Esta vez no me encontré con una torrencial lluvia ni una vieja profesora que me amenazara con su garrote, simplemente estábamos la luna y yo, esta, como un círculo perfectamente hecho, refulgía con fuerzas. Una de las cosas que más me gustaban de Boston no era la cercanía con mi distrito universitario ni que los árboles reflejasen las estaciones, era el cielo en la noche. Habituada a una Seattle grisácea y llena de nubes, ver más de diez estrellas me parecía casi un milagro.

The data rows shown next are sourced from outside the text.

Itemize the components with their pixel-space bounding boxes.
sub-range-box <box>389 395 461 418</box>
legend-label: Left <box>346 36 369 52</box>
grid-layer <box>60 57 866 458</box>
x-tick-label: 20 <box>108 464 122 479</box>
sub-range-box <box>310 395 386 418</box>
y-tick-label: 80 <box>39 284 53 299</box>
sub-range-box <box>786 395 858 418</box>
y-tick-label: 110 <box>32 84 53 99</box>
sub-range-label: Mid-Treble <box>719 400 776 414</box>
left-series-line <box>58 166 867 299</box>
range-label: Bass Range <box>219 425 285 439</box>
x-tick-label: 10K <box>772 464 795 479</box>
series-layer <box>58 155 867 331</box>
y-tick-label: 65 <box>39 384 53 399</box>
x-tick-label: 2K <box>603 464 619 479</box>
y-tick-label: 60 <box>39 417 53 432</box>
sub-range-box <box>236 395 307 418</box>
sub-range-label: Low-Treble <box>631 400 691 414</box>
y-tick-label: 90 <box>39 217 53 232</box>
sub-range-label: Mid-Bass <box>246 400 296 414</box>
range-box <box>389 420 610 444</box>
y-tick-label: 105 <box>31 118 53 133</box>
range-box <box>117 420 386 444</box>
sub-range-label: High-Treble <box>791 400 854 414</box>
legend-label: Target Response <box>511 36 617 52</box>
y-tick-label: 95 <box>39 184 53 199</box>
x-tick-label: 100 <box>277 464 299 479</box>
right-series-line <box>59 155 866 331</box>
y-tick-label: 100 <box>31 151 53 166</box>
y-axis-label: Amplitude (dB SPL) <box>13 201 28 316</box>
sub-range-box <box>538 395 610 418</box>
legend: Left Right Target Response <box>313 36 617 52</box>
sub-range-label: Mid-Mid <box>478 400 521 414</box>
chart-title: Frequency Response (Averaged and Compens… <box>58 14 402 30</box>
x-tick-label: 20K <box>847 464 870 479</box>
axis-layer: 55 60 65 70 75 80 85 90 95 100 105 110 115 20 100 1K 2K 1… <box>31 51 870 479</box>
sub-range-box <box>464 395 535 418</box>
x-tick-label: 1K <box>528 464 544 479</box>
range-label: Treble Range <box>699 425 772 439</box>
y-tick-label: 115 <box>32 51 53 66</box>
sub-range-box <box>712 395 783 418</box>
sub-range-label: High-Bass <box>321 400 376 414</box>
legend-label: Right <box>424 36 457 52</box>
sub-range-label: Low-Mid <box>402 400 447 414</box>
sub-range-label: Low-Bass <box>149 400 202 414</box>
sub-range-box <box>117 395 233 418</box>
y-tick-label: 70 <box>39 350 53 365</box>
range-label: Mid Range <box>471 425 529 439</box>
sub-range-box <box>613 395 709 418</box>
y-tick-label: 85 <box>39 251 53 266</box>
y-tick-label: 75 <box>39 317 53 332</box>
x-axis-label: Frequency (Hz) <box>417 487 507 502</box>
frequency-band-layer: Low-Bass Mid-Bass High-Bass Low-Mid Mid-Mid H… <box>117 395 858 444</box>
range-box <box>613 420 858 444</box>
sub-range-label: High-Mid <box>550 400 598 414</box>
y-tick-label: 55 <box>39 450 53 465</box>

Cada vez que las contemplaba, me venía un recuerdo nítido y, al mismo tiempo, difuso por las distintas circunstancias. Me veía más pequeña, más rabiosa y, sobre todo, perdidamente enamorada, contemplando flores en un cielo opaco, como reflejo a mis encontradas emociones.

Tomé una bocanada de aire y me quité un auricular. No se oía absolutamente nada, y no había un alma en el parque. Empecé a estirar en el banco, con la atención fijada en un gato grueso y negro que me observaba desde el suelo. Si Owen hubiera estado aquí, me habría obligado a cogerlo, pero dudaba que esa pantera en miniatura necesitara un rescatador.

Al llegar a casa, Gabe y Miller estaban sentados en el sofá, cenando pizzas. Eran muy diferentes, pero ambos habían sido de los pocos que habían logrado hacerme reír con sus gilipolleces. Lucas corrió maullando hasta mis pantorrillas.

—¿Qué pasa, granujilla? —lo cogí en brazos y dejé que refregara su peluda cabecita en mi mandíbula—, si estoy sudada, hombre...—eché un vistazo a la cocina y reprimí las ganas de matarlos—, ya te pongo comida, que aquí soy la única que piensa en ti.

Mi gato maulló secundando esa afirmación. Gabe bufó con la boca llena.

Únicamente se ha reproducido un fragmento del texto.